Just 12 months ago, he added Philippe Coutinho and Daniel Sturridge to his squad for what now look like bargain fees and both went on to make an immediate impact and arguably turn Liverpool's season around.
The Reds appear to be well-stocked in defence but somewhat lightweight in the centre of midfield and in attack.
Despite Jordan Henderson excelling in Gerrard's absence, Liverpool are crying out for another creative midfielder in the centre of the pitch.
The Reds have been linked with a move for Southampton captain Adam Lallana (via Gary Jones of the Daily Star) and he could be just the sort of player Liverpool need.
David Maddock of the Mirror reports that the Reds are close to sealing a £7m move for the Egypt international.
Both Lallana and Salah would add some much-needed depth to Liverpool's thin squad and in all likelihood would not break the bank in terms of transfer fees.
During the opening weeks of this season the Reds appeared to have mastered the art of winning games without dominating their opponents.
Three successive 1-0 wins kicked off their 2013/14 season and Rodgers' men appeared to have the knack of being able to grind out a result.
Draws against Swansea City and Newcastle as well as the defeat away to Hull stick in the memory as prime examples of games that serious title contenders perhaps would have won.
The Reds recovered from 2-1 down against both Swansea and Newcastle despite not playing particularly well in either game but failed to go on and win as they were expected to do so.
The 3-1 reverse at Hull was perhaps Liverpool's most disappointing performance of the season to date.
They were simply awful but with 20 minutes left on the clock the Reds were well and truly still in the game at 1-1 and were expected by most to go on and win it.
That's what the Chelseas and Manchester Uniteds of old would have done.
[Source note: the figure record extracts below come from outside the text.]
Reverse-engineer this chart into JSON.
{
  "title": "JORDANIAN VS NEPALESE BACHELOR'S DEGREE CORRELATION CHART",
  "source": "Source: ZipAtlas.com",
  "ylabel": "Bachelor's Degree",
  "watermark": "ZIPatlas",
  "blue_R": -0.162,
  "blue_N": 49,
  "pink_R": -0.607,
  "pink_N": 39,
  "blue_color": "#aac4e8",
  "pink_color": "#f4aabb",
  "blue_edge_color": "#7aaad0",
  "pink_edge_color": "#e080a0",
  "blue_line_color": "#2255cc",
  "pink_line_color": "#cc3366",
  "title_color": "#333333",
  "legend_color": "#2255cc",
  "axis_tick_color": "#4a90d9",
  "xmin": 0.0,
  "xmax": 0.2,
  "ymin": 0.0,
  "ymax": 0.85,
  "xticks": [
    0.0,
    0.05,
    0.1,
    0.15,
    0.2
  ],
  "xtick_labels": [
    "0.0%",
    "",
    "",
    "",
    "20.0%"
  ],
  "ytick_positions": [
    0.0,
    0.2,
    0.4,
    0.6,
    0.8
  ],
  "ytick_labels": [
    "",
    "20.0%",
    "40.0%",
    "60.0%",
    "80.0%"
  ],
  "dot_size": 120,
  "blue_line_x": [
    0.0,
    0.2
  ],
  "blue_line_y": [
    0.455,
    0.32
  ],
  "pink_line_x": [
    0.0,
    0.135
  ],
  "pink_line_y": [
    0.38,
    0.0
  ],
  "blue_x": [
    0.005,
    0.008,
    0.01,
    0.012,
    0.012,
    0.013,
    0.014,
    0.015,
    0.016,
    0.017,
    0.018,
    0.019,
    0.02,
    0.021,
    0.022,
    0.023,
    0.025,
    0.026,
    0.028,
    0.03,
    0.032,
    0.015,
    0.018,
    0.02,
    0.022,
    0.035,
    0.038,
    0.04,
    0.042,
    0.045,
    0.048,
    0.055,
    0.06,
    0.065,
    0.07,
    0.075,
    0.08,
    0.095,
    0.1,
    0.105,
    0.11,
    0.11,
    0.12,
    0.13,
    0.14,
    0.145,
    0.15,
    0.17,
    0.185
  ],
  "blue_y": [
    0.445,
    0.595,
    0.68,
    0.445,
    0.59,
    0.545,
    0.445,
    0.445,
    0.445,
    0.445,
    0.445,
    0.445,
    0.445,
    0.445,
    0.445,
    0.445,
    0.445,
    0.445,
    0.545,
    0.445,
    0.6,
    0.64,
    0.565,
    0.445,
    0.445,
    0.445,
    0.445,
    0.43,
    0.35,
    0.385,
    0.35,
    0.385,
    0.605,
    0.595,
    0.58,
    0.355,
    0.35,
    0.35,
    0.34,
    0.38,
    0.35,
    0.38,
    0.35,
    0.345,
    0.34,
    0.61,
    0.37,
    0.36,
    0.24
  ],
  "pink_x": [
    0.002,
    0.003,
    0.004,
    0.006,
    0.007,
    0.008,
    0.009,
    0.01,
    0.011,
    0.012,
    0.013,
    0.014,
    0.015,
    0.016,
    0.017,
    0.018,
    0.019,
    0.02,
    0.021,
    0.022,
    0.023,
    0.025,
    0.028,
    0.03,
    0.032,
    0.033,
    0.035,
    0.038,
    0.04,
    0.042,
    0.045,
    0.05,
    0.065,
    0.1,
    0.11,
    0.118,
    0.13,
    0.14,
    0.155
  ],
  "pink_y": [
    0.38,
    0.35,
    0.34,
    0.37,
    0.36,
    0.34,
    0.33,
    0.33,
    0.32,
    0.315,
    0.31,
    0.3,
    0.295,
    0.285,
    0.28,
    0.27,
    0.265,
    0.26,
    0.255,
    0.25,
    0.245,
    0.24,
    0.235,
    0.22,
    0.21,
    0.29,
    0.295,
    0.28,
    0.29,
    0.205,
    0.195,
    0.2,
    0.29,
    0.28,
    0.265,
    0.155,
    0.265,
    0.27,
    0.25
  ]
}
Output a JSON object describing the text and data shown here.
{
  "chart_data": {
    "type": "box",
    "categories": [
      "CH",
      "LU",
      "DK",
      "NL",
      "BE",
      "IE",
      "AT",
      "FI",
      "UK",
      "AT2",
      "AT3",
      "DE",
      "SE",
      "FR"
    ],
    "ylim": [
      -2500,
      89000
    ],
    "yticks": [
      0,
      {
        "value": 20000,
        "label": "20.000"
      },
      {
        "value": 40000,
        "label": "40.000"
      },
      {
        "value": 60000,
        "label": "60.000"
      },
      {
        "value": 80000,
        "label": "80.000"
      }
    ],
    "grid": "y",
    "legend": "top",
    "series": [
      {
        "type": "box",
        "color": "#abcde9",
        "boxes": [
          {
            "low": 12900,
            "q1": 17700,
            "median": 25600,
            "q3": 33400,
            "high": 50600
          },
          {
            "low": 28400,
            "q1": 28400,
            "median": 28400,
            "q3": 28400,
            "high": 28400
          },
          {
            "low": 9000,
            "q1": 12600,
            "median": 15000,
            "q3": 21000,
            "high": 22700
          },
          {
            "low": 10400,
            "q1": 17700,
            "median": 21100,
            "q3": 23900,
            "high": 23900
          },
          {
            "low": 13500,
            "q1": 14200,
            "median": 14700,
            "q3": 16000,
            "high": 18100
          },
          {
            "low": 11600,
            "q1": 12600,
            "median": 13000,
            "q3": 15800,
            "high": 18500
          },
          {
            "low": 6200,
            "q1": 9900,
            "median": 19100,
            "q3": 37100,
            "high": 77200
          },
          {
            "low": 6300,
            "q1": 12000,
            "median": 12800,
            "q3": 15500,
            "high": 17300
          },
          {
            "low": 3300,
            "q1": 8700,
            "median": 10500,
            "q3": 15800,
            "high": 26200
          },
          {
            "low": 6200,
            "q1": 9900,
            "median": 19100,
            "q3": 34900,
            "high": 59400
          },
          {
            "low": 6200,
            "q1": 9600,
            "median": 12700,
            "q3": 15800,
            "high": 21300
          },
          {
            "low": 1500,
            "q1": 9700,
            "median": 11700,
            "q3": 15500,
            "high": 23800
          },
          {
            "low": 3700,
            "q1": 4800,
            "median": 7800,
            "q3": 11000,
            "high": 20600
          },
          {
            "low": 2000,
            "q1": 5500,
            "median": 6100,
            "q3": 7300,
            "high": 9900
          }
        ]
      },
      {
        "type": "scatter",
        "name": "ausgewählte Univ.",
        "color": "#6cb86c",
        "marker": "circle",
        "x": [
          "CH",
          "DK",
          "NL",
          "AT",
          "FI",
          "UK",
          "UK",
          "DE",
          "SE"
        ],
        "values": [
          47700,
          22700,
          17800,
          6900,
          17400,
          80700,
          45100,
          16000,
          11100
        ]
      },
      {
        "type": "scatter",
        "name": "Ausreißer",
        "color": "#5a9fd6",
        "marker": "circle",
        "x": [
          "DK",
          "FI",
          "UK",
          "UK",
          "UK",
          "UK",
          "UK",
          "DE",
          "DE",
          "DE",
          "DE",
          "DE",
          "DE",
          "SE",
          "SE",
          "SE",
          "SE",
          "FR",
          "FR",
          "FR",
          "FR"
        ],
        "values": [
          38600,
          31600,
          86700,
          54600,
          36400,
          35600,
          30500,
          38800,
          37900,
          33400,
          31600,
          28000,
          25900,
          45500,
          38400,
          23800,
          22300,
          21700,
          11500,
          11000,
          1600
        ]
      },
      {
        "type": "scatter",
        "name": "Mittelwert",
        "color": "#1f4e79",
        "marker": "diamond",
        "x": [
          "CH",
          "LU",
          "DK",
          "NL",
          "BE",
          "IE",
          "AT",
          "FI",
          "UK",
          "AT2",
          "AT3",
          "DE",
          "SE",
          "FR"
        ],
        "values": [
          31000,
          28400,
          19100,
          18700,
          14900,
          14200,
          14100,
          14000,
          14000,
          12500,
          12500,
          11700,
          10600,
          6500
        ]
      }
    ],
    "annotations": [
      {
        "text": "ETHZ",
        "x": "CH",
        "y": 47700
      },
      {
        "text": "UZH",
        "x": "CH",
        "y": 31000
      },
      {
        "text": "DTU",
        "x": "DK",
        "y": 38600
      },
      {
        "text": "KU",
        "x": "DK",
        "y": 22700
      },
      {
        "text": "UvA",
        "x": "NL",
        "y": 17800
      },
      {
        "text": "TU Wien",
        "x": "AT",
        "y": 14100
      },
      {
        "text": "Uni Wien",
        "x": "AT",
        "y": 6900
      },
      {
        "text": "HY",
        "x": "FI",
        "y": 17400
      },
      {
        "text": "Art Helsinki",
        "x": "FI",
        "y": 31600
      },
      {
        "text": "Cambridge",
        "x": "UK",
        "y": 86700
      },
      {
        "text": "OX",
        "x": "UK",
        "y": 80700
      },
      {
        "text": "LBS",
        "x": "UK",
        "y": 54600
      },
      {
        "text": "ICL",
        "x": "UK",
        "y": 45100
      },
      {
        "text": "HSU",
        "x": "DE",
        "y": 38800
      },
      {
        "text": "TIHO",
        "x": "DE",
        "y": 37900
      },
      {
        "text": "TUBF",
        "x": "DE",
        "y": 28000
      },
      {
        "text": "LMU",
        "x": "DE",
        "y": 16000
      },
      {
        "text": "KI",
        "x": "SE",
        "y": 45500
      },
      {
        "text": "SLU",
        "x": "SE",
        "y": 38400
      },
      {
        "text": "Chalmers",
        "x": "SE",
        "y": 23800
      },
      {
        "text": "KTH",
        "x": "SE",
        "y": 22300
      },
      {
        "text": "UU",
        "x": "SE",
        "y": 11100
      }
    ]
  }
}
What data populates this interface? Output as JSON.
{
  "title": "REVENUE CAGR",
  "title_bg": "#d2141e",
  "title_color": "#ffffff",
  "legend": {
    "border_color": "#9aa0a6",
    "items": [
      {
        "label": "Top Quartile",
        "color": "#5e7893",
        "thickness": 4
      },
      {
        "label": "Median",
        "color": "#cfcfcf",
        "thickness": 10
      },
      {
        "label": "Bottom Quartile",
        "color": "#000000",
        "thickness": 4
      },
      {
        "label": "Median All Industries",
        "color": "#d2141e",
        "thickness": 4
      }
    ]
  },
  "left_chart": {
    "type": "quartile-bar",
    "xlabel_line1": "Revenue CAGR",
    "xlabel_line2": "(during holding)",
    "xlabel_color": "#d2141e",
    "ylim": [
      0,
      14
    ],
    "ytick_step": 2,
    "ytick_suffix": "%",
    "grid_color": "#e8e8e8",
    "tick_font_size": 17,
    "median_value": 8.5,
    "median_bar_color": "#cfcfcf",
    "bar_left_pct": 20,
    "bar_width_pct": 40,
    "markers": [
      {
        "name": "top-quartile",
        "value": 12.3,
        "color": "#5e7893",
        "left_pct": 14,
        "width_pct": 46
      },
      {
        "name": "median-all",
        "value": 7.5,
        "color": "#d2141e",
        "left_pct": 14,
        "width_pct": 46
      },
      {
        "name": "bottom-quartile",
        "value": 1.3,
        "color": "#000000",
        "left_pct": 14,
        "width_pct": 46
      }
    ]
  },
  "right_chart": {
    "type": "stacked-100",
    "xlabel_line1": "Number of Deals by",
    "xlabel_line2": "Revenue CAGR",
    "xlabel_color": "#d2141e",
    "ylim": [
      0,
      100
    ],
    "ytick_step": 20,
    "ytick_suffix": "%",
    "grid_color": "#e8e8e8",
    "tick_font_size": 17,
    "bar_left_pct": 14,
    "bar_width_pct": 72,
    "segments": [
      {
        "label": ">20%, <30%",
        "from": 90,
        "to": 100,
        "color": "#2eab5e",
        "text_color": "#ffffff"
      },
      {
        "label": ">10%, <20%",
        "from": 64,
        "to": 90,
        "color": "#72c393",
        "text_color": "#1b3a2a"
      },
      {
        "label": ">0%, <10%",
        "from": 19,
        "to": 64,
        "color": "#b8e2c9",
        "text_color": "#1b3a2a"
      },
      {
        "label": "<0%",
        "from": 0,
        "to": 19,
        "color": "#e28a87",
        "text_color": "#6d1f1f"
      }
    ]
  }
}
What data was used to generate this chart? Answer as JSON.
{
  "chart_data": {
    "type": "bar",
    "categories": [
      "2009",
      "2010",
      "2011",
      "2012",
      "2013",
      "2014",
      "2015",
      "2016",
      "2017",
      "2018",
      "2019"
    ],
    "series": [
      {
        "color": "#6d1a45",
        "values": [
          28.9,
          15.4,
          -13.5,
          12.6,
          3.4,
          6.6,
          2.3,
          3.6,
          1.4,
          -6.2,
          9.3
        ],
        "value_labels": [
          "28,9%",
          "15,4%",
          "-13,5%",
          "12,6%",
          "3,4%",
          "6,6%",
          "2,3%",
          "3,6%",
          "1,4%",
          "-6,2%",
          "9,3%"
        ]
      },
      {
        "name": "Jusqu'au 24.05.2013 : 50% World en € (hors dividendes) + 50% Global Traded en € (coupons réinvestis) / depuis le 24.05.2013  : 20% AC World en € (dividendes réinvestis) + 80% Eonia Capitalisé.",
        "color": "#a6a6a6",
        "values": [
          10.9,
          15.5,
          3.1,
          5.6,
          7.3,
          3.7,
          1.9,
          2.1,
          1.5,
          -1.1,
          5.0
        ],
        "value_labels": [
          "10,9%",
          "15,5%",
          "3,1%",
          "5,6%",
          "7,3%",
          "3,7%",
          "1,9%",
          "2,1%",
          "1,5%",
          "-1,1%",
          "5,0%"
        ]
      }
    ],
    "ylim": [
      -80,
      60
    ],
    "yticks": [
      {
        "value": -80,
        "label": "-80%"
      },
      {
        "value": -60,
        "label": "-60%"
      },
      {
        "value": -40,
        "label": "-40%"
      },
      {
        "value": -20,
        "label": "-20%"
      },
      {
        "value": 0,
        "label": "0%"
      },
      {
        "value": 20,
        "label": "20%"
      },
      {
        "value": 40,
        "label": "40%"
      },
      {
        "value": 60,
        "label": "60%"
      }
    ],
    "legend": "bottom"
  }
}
Right?
Liverpool collapsed and by the time the full-time whistle went were lucky the score didn't read four or five.
The way they have responded since however has been perfect, winning four games in a row and scoring 17 goals in the process.
In the new year the Reds will come up against teams who will just set their stall out not to concede and who will be happy to take a point off the league's in-form side.
To ensure they remain title contenders the Reds need to ensure they can break these teams down and to prove they are capable of leaving places like Swansea and Hull with all three points despite not being at their scintillating best.
Rodgers and Liverpool face a big few weeks and if by mid-January they are still there or there about, who's to say they won't be there come what May.